Friday, 16 March 2012

Part 2a: My hospital stay in the AMU - Deep Vein Thrombosis


So, when we left I was sitting in the AMU clinic 'admission centre' which actually just turns out to be the corridor because for some reason they were extraordinarily busy, typical. My ambulance crew are still being fantastic they've signed me in, got me water, let me keep the laughing gas and are still keeping me entertained whilst I'm waiting for the doctor.

Hospital Admission

About half an hour later I'm transported to a hospital trolley via a patslide (that had to be the most painful transition yet as they had to roll me onto my left hand side putting great pressure on the clot) and questioned by the doctor. There was one good thing that happened whilst all this was going on, the nurse who so easily dismissed me on Monday was taken aside and reprimanded by the Sister (head nurse) for not doing her job properly.

But guess what, that very same nurse had to be the one who was going to take my blood, and let me just say it had to be one of the worst experiences of my life. She went digging around in veins, had me screaming in pain and crying like I had never done before. It took her 15 attempts to even get a drop of blood out of me (I'm not even sure if she was allowed that many attempts as they normally have three and get someone else to have a go) and then left me bruised and battered to get a specialist from hematology to have a go. Unfortunately he was not successfully in getting blood either but was a lot nicer and really gentle so in comes the doctor. Here was my golden ray of light, she let me calm down first of all and explained that she was going to get me some morphine for pain. When she came back I had my morphine and she started to prepare her needles etc. and then took my hand. A couple of minutes later I looked down at my hand and there was a cannula (a small tube inserted so that it can be used for drips) sitting there as well as four vials of my blood sitting in the tray - now why couldn't she have come in to do this in the first place? I'm left to rest up, have my Clexane injections and given regular morphine whilst they run tests on my blood.

Time for Sleep

Around 10.30pm after a massive struggle with dinner (i had no appetite but felt really weak from not eating all day) I'm told that I'll have to be admitted to the hospital but they don't know how long for. It's now time for another bed transfer from the trolley to a very welcoming bed but I did it under my own steam this time, bed to wheelchair to bed. The lovely night nurse helped me get into my nightie and then started hooking me up to an ECG machine, blood pressure and heart rate monitor and also a machine that measured my oxygen levels as they were dropping as well. Put it this way, I did not get a good nights sleep as the nurses had to check my temperature and the machines every two hours, the pain killers also wore off and I kept needing more.

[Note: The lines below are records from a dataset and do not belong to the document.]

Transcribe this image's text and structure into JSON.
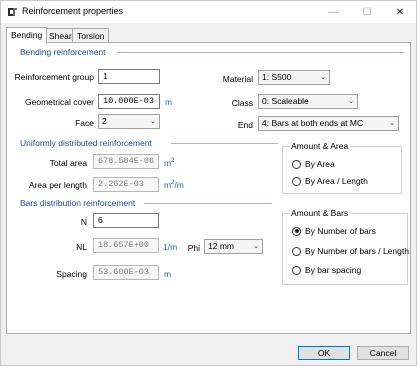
{
  "window": {
    "title": "Reinforcement properties",
    "controls": {
      "minimize": "—",
      "maximize": "☐",
      "close": "✕"
    }
  },
  "tabs": [
    {
      "label": "Bending",
      "active": true
    },
    {
      "label": "Shear",
      "active": false
    },
    {
      "label": "Torsion",
      "active": false
    }
  ],
  "bending": {
    "section_title": "Bending reinforcement",
    "reinforcement_group": {
      "label": "Reinforcement group",
      "value": "1"
    },
    "geometrical_cover": {
      "label": "Geometrical cover",
      "value": "10.000E-03",
      "unit": "m"
    },
    "face": {
      "label": "Face",
      "value": "2"
    },
    "material": {
      "label": "Material",
      "value": "1: S500"
    },
    "class": {
      "label": "Class",
      "value": "0: Scaleable"
    },
    "end": {
      "label": "End",
      "value": "4: Bars at both ends at MC"
    }
  },
  "udr": {
    "section_title": "Uniformly distributed reinforcement",
    "total_area": {
      "label": "Total area",
      "value": "678.584E-06",
      "unit": "m",
      "unit_sup": "2"
    },
    "area_per_length": {
      "label": "Area per length",
      "value": "2.262E-03",
      "unit": "m",
      "unit_sup": "2",
      "unit_tail": "/m"
    },
    "group_title": "Amount & Area",
    "options": [
      {
        "label": "By Area",
        "checked": false
      },
      {
        "label": "By Area /  Length",
        "checked": false
      }
    ]
  },
  "bars": {
    "section_title": "Bars distribution reinforcement",
    "n": {
      "label": "N",
      "value": "6"
    },
    "nl": {
      "label": "NL",
      "value": "18.657E+00",
      "unit": "1/m"
    },
    "phi": {
      "label": "Phi",
      "value": "12 mm"
    },
    "spacing": {
      "label": "Spacing",
      "value": "53.600E-03",
      "unit": "m"
    },
    "group_title": "Amount & Bars",
    "options": [
      {
        "label": "By Number of bars",
        "checked": true
      },
      {
        "label": "By Number of bars / Length",
        "checked": false
      },
      {
        "label": "By bar spacing",
        "checked": false
      }
    ]
  },
  "buttons": {
    "ok": "OK",
    "cancel": "Cancel"
  },
  "icons": {
    "title": "app-logo-icon",
    "dropdown": "chevron-down-icon"
  },
  "colors": {
    "section_title": "#1f4f9a",
    "unit": "#1f6fa6",
    "default_button_border": "#0078d7"
  }
}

After a Rough Night and a Ray of Hope?

Morning comes around and it's time for the ops round again (where they check the machines, give meds etc). I managed to have an orange juice for breakfast and get wheeled to the bathroom so that I can have a freshen up. The day goes by pretty much the same as night time but in the mid afternoon I get a visit from the physiotherapy department how have a pair of crutches with them. My hopes of going home early were lifted when they said that if I could walk and get up a flight of stairs I could go home! However, when it came to the stairs I was in so much pain - even through the morphine - that I could only manage 4 steps.

Disappointed I went back to my bed were my doctors turned up and said that I was moving to a respiratory ward, not because of the asthma, but because they suspected that a bit of the clot had travelled up to my lungs which was causing my oxygen stats to be so low - this is known as a pulmonary embolism. So off I went further into the hospital hooked up to yet another machine, this one to provide me with oxygen.